Veba gelince ne yapacaklarını bilemez beşerler. Oedipus, Delphoi Tapınağı’na bu sefer kendi ülkesini kurtarmak için askerlerini yollar. Beklerler, beklerler askerlerin gelmesini. Lakin haberler âlâ değildir. Delphoi kâhininin kehaneti şudur; “Kral’ın katili en kısa vakitte bulunmalı, bulunmalı ve sürülmeli ülkeden. Fakat bu türlü kurtulur bu ülke hastalıklardan.” Oedipus çabucak katilin kim olduğunu araştırmaya koyulur ve Kral’ın öldürülüşüne dair bilgileri duyunca yüreği tasayla kaynamaya başlar. Ya kehanet doğruysa, ya Oedipus babasını öldürüp annesiyle evlendiyse? Ama tüm bunlardan nasıl emin olacaktır? Tam bu sırada bir ulak girer içeri ve söyler öykünün bitiş yerini: Korinthos Hükümdarı Polybos ölmüştür, tahta geçmesi için Oedipus çağrılmaktadır. Ulak, Polymos’la Periboia’nın oğlu olmadığını da söyler Oedipus’a. Her şey çıkar ortaya, kehanet doğrudur. Sarsıcı gerçek ile yüzleşilir, bilme dileği kehanetin kilidini kırar. Oedipus gözlerini oyar altın iğneler ile.
Bilme arzusu
Sophokles bu ünlü tragedyada bilhassa bilme dileğini vurgular. Kuşku bir defa ele geçirmiştir insanın yüreğini ve insan bu kuşkuya karşın yaşayamaz. Bileceğimiz şey ne kadar makûs olursa olsun yine de derdin içimizi her gün kemirmesinden daha yeterlidir. İnsan bilmek ister, ekilen kuşku tohumlarının götüreceği taraf altın iğneler ile gözlerimizi oymak olsa bile. Mitler insanlığın mirasıdır, bu yüzden vakitsizdir. Hangi vakitte okursak geçerli olacak manalar barındırır içlerinde. Oedipus’un bize söylediği, kuşkunun kıskacından çıkamayacağımızdır.
Psikoloji ve mitler
Edebiyat ve mitler, psikolojinin de ilgi alanına girmektedir. Psikolojinin edebiyat ile ilgilenmesi psikanalizin kurucusu Freud’un Hamlet’i yorumlaması ile başlar. Freud’un Hamlet’i yorumlaması ve üstüne yazılar yazması aslında “psikanalizi icat etmesine” yardımcı bile olmuştur. Daha sonraları masallar, romanlar ve mitler, ruhsal tahlillerde kullanılmıştır. Bilhassa mitlerin ruhsal analizlerde kullanılmasının nedeni tüm insanlığın paylaştığı az şeylerden biri olmasındandır. Carl Gustav Jung da kuramında kolektif bilinçdışından bahseder. Kolektif bilinçdışı; yer ve vakitten bağımsız, atalarımızın binlerce yıllık yaşanmışlıklarının birleşmesi sonucu tüm insanlığın hafızasında yer alan bir kavrama işaret eder. Mitlere bakmak hem bu kolektif bilinçdışına hem de tüm insanlığın gördüğü bir duşa bakmak üzeredir.
Oedipus kompleksi
Bazı mitolojik öykülerden yola çıkarak ruhsal sendromlara isim koymak için psikomitolojik tabirler de geliştirilmiştir. “Oedipus kompleksi” de Oedipus mitinden yola çıkarak verilmiş bir isimdir.

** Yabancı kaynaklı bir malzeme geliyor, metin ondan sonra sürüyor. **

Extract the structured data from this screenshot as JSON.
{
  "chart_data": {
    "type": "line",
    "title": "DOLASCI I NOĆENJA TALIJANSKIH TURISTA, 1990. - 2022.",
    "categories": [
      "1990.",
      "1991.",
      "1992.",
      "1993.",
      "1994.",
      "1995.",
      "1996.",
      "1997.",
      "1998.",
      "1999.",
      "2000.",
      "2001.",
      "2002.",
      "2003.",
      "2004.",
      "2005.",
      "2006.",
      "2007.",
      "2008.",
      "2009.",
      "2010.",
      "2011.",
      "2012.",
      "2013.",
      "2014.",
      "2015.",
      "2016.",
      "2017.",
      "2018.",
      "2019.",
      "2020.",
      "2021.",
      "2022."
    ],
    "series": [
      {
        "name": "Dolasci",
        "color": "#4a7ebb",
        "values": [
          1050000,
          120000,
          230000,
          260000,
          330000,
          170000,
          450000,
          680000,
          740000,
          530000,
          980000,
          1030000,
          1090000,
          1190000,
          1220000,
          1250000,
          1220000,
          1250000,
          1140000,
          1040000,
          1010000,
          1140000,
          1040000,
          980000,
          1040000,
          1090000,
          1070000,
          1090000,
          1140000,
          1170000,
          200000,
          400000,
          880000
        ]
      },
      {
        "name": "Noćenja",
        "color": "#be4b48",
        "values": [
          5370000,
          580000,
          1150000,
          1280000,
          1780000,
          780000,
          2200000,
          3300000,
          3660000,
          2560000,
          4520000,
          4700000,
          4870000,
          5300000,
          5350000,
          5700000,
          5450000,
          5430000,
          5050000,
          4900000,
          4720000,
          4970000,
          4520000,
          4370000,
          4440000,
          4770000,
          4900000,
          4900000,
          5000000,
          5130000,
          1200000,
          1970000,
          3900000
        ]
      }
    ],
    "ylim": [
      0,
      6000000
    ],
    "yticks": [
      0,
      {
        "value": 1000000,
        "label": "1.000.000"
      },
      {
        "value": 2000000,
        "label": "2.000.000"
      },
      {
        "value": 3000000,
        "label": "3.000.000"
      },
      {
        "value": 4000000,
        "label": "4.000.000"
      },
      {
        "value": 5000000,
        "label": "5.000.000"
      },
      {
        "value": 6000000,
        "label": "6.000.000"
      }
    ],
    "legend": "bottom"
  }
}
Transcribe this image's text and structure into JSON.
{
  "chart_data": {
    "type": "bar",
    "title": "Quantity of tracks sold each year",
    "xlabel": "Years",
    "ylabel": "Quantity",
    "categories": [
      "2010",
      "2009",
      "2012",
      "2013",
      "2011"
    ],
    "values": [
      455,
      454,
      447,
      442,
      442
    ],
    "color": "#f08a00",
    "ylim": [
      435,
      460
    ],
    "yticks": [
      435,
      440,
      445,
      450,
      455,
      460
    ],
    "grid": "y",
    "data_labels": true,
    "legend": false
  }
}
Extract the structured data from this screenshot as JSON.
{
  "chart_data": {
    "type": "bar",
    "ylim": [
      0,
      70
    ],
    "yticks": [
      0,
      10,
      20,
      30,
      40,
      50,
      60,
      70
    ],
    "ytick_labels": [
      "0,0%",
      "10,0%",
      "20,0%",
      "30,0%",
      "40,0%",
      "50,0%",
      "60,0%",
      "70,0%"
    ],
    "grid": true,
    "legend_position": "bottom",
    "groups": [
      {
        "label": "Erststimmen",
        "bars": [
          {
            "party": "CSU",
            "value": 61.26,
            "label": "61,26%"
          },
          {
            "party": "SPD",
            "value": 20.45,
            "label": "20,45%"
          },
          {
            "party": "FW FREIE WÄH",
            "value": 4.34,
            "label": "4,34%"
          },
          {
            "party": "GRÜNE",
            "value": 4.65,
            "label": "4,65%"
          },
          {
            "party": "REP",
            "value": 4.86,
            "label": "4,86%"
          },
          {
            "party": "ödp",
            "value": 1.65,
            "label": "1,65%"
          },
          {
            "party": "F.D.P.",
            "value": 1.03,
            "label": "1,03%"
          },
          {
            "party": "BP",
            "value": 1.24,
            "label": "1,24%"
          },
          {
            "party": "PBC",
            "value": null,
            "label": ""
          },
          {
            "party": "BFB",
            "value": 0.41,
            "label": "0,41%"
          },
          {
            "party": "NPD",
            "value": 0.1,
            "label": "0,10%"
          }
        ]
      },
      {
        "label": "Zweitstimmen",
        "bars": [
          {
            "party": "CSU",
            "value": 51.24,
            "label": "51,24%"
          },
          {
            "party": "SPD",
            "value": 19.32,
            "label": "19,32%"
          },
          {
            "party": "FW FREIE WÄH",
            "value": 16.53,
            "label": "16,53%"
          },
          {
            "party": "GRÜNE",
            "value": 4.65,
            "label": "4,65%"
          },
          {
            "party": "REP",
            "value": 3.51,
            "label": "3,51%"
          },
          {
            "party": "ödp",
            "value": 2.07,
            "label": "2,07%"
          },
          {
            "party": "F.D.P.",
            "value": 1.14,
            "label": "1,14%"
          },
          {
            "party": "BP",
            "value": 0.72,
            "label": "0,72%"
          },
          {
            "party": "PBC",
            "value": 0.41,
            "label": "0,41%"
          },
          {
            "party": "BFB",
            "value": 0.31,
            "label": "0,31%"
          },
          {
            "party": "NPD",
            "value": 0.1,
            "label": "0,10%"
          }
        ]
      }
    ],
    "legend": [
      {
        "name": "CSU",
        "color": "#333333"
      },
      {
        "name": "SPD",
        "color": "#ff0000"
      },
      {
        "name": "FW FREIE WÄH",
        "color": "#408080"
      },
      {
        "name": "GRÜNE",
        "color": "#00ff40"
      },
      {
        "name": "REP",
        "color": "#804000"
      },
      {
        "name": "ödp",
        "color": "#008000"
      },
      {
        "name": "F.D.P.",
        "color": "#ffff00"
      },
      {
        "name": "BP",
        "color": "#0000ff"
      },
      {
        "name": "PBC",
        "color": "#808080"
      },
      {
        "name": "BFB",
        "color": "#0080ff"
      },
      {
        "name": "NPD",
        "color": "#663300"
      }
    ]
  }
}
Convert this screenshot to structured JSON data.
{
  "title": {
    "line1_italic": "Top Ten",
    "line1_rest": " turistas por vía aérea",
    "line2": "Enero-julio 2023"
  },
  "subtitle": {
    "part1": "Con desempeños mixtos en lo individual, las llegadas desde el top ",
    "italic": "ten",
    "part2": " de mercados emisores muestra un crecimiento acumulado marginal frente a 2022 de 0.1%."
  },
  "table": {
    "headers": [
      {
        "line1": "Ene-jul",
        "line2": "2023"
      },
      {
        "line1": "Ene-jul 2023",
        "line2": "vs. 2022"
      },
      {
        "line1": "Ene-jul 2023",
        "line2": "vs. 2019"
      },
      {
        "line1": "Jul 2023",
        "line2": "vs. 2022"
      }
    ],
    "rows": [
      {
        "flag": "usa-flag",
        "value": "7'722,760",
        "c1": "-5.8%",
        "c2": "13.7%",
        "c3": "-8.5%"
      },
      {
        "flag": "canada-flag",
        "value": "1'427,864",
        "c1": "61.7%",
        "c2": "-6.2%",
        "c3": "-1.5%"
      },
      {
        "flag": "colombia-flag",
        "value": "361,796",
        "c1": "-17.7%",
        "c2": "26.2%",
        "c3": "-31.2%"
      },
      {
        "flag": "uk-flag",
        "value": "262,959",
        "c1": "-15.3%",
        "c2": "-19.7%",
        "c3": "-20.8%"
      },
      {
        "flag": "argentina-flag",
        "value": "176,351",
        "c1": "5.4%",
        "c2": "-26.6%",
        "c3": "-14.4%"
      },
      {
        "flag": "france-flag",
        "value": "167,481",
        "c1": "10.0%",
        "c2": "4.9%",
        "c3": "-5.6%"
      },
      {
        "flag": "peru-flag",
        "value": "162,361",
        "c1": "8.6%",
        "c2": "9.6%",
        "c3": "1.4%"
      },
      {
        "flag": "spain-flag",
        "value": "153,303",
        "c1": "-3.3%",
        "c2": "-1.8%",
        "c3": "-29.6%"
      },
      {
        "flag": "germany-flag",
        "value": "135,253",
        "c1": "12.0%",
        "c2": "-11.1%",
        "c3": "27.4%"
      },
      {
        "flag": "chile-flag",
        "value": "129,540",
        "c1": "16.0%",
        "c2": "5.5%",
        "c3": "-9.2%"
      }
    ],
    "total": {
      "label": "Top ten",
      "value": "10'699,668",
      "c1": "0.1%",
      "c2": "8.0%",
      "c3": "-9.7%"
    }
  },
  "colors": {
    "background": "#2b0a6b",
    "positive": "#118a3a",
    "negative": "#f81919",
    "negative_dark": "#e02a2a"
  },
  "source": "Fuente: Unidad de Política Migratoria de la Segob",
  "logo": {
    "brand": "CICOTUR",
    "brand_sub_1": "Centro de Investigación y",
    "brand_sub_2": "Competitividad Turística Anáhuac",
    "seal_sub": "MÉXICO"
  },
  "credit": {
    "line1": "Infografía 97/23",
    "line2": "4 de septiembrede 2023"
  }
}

Oedipus kompleksi, psikanalizin kendi içinde ayırdığı psikoseksüel gelişim evrelerinden (oral, anal, fallik, latent ve genital dönem) fallik periyotta görülür. Bu devirde 4-6 yaş ortasında olan çocuğun ilgisi cinsel organlara ve cinsel farklılıklara ağırlaşmıştır. Çocuk bu farklılaşmayı birinci ve en yakın ebeveynlerinde görür. Bu nedenle kız çocuk babasına düşkün olurken annesini düşman olarak görecek; tıpkı halde erkek çocuk annesine düşkün olurken babasına karşı düşmanca hisler besleyecektir. Karşı cinse karşı bir ilgi, birebir cinse karşı bir düşmanlık. Freud bunu “Her çocuğun birinci aşkı karşı cinsteki ebeveynidir” formunda yorumlar.
Kırmızı Saçlı Kadın
Türk Edebiyatı’nda da Oedipus kompleksi, Orhan Pamuk’un Kırmızı Saçlı Kadın’ı ile karşımıza çıkar. Bizi hem mitlerle hem de mukadderatın şaşırtan rastlantılarıyla yüz yüze getirir Kırmızı Saçlı Kadın’ın öyküsü. Ana karakter Cem, kendisini ve annesini terk edip giden babasına karşı nefret doludur. Babasının gençlik yıllarındaki sevgilisiyle hiç bilmeden birlikte olur. Bu birliktelikten bir çocuk doğar. Romanın sonunda Cem, işte o çocuk tarafından öldürülür, mitlere göz kırparcasına. Mitler, binlerce yıllık bir seyahatte edebiyata, psikolojiye ve daha da kıymetlisi tüm insanlığa sıçrar. İnsan mitlerle diğer bir toprağa ayak basıyor üzeredir ve basılan yer tüm insanlığın ortak toprağıdır.